No, "frame invariant" is not the same as "path independent". The change in potential energy in a conservative field is path independent but frame variant, and the proper time is frame invariant but path dependent. They are most definitely not synonyms.
 
  • #108
Max™ said:
the 640 ly length component of the vector is an invariant quantity
No, components of a vector transform as components, not as a scalar. The proper distance between Earth and Betelgeuse is a scalar whose value is 640 ly. It is not a component of a vector. The coordinate distance between Earth and Betelgeuse is a component of a vector (the 4-vector displacement) and it is frame variant as all components of vectors must be.
 
  • #109
Max™ said:
I call the distance a coordinate measurement, frame variant.

I call the space component of the vector between them a proper length, frame invariant.

The time component of that separation between them at the end of their journeys is 0 by choice, so there is a spacelike interval between them, so they wouldn't even disagree about the coordinate length in this particular reciprocal crossing scenario, though each would claim the other had gone a different distance, of course.


A vector doesn't care what frame you're putting it in, the length is the same, only the direction it seems to point varies with different frames, because of the hyperbolic rotations which different frames undergo. The observed effect of that apparent change in the vector is that it would appear to be lorentz contracted by an amount based on the motion of the observer's frame relative to the vector.
I'm confused by your last statement. I have only described two frames: the initial one in which everyone and everything is at rest and a second one in which the two travelers finally find themselves at rest. Instead of speaking in generalities, where exactly is the length contraction that you spoke of?

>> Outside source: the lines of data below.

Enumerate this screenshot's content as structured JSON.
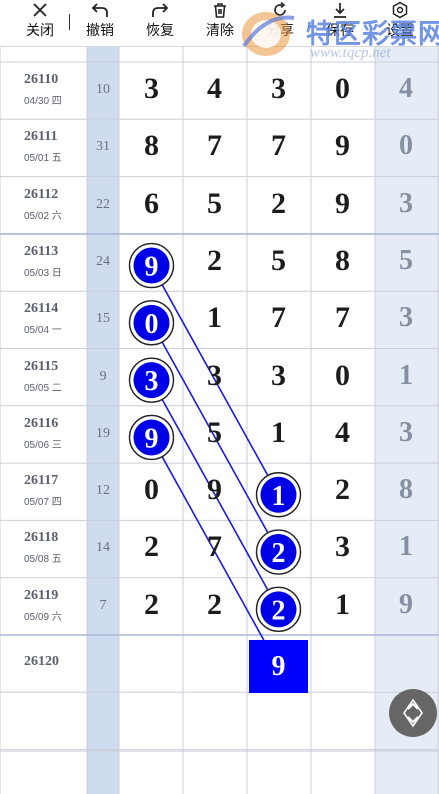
{
  "toolbar": {
    "close": "关闭",
    "undo": "撤销",
    "redo": "恢复",
    "clear": "清除",
    "share": "分享",
    "save": "保存",
    "settings": "设置"
  },
  "watermark": {
    "title": "特区彩票网",
    "url": "www.tqcp.net"
  },
  "rows": [
    {
      "issue": "26110",
      "date": "04/30 四",
      "sum": "10",
      "digits": [
        "3",
        "4",
        "3",
        "0"
      ],
      "tail": "4"
    },
    {
      "issue": "26111",
      "date": "05/01 五",
      "sum": "31",
      "digits": [
        "8",
        "7",
        "7",
        "9"
      ],
      "tail": "0"
    },
    {
      "issue": "26112",
      "date": "05/02 六",
      "sum": "22",
      "digits": [
        "6",
        "5",
        "2",
        "9"
      ],
      "tail": "3"
    },
    {
      "issue": "26113",
      "date": "05/03 日",
      "sum": "24",
      "digits": [
        "9",
        "2",
        "5",
        "8"
      ],
      "tail": "5"
    },
    {
      "issue": "26114",
      "date": "05/04 一",
      "sum": "15",
      "digits": [
        "0",
        "1",
        "7",
        "7"
      ],
      "tail": "3"
    },
    {
      "issue": "26115",
      "date": "05/05 二",
      "sum": "9",
      "digits": [
        "3",
        "3",
        "3",
        "0"
      ],
      "tail": "1"
    },
    {
      "issue": "26116",
      "date": "05/06 三",
      "sum": "19",
      "digits": [
        "9",
        "5",
        "1",
        "4"
      ],
      "tail": "3"
    },
    {
      "issue": "26117",
      "date": "05/07 四",
      "sum": "12",
      "digits": [
        "0",
        "9",
        "1",
        "2"
      ],
      "tail": "8"
    },
    {
      "issue": "26118",
      "date": "05/08 五",
      "sum": "14",
      "digits": [
        "2",
        "7",
        "2",
        "3"
      ],
      "tail": "1"
    },
    {
      "issue": "26119",
      "date": "05/09 六",
      "sum": "7",
      "digits": [
        "2",
        "2",
        "2",
        "1"
      ],
      "tail": "9"
    },
    {
      "issue": "26120",
      "date": "",
      "sum": "",
      "digits": [
        "",
        "",
        "",
        ""
      ],
      "tail": ""
    }
  ],
  "highlight": {
    "balls": [
      {
        "row": 3,
        "col": 0,
        "value": "9"
      },
      {
        "row": 4,
        "col": 0,
        "value": "0"
      },
      {
        "row": 5,
        "col": 0,
        "value": "3"
      },
      {
        "row": 6,
        "col": 0,
        "value": "9"
      },
      {
        "row": 7,
        "col": 2,
        "value": "1"
      },
      {
        "row": 8,
        "col": 2,
        "value": "2"
      },
      {
        "row": 9,
        "col": 2,
        "value": "2"
      }
    ],
    "lines": [
      [
        3,
        7
      ],
      [
        4,
        8
      ],
      [
        5,
        9
      ],
      [
        6,
        10
      ]
    ],
    "target": {
      "row": 10,
      "col": 2,
      "value": "9"
    },
    "ball_color": "#0000e6",
    "line_color": "#1a1ae0"
  },
  "colors": {
    "sum_column_bg": "#cfdcf0",
    "tail_column_bg": "#e6ecf5",
    "grid_line": "#c9ced8",
    "group_line": "#a9b8d6"
  }
}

But my main question is: do you consider the second frame that I defined just as valid as the first one? If the distance between the two travelers has changed in some way, is it just as valid, significant, preferred, analyzed, etc, etc, etc, as you afforded the distance between the two planets and therefore, the distance between the two travelers before they started out?
 
  • #110
DaleSpam said:
No, "frame invariant" is not the same as "path independent".
I stand (or, rather, sit) corrected. Come to think of it, a simple calculation demonstrates that this cannot be the case (though I guess it should be obvious since the length can be extremized). The proper time of the rocketship between Earth and Betelgeuse is about 2 years, compare this with a path that stays at Earth for 2 years and then takes the spacelike path between the then simultaneous (according to Earth) points of the Earth's and Betelgeuse's worldlines. The latter path has a (proper) length of 640-2=638 light-years versus the -2 light-years for that of the rocketship. Even though these two paths connect the same two events, they do not have the same invariant length. (should have calculated before I wrote in my previous post)
 
  • #111
No worries. That confusion is pretty common as is the confusion between invariant and conserved quantities.
 
  • #112
DaleSpam said:
No, "frame invariant" is not the same as "path independent". The change in potential energy in a conservative field is path independent but frame variant, and the proper time is frame invariant but path dependent. They are most definitely not synonyms.

Sorry, I meant the length of the vector doesn't depend on measurements made from a frame following another path through spacetime, my mistake.